Hypothesis: #[repr(packed)] is only useful with Copy types.
#[derive] imposes such a requirement on the struct itself:
#[derive(Debug,PartialEq,Hash)]
#[repr(packed)]
struct Bar {
foo: i32,
bar: u32,
}
error: #[derive] can't be used on a #[repr(packed)] struct that does not derive Copy (error E0133)
--> tests/api.rs:209:10
|
209 | #[derive(Debug,PartialEq,Hash)]
| ^^^^^
|
error: #[derive] can't be used on a #[repr(packed)] struct that does not derive Copy (error E0133)
--> tests/api.rs:209:16
|
209 | #[derive(Debug,PartialEq,Hash)]
| ^^^^^^^^^
|
error: #[derive] can't be used on a #[repr(packed)] struct that does not derive Copy (error E0133)
--> tests/api.rs:209:26
|
209 | #[derive(Debug,PartialEq,Hash)]
| ^^^^
|
= warning: this was previously accepted by the compiler but is being phased out; it will become a hard error in a future release!
= note: for more information, see issue #46043 <https://github.com/rust-lang/rust/issues/46043>
If we're willing to require Copy on the struct fields, then there's a clear way forward.

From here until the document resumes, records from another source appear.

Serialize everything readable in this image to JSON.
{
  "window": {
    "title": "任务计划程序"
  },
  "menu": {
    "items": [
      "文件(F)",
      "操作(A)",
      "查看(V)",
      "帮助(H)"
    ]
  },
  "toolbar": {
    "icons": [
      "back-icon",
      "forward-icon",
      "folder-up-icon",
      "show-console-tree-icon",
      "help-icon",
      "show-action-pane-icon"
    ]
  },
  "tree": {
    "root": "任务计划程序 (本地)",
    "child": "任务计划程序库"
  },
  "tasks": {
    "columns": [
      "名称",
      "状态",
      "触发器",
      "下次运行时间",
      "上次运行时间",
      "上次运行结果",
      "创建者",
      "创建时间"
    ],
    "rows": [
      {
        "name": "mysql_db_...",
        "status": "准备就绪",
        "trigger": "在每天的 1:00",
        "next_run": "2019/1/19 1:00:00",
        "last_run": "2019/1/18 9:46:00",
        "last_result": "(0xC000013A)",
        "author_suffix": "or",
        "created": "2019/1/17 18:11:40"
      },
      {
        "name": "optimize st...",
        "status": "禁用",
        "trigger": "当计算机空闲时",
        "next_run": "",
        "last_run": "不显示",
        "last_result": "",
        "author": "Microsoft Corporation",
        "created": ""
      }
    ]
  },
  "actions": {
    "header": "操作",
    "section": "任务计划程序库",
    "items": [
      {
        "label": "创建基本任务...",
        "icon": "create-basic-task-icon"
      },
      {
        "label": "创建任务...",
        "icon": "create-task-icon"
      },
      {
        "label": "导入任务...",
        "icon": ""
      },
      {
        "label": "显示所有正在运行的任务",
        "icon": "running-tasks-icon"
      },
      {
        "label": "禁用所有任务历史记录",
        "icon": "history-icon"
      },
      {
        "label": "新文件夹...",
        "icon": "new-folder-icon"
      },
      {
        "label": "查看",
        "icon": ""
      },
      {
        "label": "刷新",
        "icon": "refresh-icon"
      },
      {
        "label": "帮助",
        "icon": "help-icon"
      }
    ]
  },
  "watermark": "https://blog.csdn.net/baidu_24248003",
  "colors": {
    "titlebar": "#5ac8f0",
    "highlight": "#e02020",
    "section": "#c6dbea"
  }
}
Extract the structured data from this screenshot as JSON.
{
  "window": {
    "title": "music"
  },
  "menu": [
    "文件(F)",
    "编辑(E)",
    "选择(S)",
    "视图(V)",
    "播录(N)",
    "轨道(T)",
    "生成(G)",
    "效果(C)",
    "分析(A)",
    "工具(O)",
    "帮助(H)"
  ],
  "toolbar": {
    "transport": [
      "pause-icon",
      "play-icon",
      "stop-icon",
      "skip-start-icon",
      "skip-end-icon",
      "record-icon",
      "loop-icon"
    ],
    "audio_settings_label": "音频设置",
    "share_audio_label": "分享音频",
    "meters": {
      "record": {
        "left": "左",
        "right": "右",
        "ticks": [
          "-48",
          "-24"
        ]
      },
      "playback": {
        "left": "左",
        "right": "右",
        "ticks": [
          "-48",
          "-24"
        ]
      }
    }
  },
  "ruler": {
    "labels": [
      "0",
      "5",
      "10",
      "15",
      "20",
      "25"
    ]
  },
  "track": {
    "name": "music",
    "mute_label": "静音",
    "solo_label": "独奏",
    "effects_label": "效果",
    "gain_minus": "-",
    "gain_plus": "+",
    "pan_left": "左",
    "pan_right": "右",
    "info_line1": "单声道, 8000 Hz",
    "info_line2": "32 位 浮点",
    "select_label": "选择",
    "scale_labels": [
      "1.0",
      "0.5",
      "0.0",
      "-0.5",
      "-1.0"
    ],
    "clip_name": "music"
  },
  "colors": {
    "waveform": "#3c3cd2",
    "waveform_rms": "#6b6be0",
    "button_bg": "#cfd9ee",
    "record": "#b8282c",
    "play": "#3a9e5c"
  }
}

We need to copy each fields out of the #[repr(packed)] struct so we can safely & the copies. Turns out we need only some curly braces:
impl scroll::ctx::IntoCtx<scroll::Endian> for Bar {
fn into_ctx(&self, bytes: &mut [u8], ctx: scroll::Endian) {
use scroll::Cwrite;
bytes.cwrite_with(&{self.foo}, 0, ctx); // look ma, anonymous locals!
bytes.cwrite_with(&{self.bar}, 4, ctx);
}
}
This is easy enough to handle in scroll_derive – check if the struct is #[repr(packed)], emit extra braces if so. This leaves us three cases for #[derive(Pwrite,IOwrite)]:
- Normal structs get each fields written by reference. ✅
#[repr(packed)]structs withCopyfields get each field copied as we write them. ✅#[repr(packed)]structs with non-Copyfields fail to compile. ❌ These types already complain when you try to#[derive]anything else, so… maybe that's fine? ❓
I would love to produce specialized error messages for this third case, but we can't know if the field types are all Copy within the macro invocation. (Primitives, sure, but in general…) I guess we could emit type bounds into the derived code? impl IntoCtx for Bar where i32: Copy, u32: Copy? Eh… I'm inclined to leave this unhandled and just let #[derive(Pwrite,IOwrite)] fail.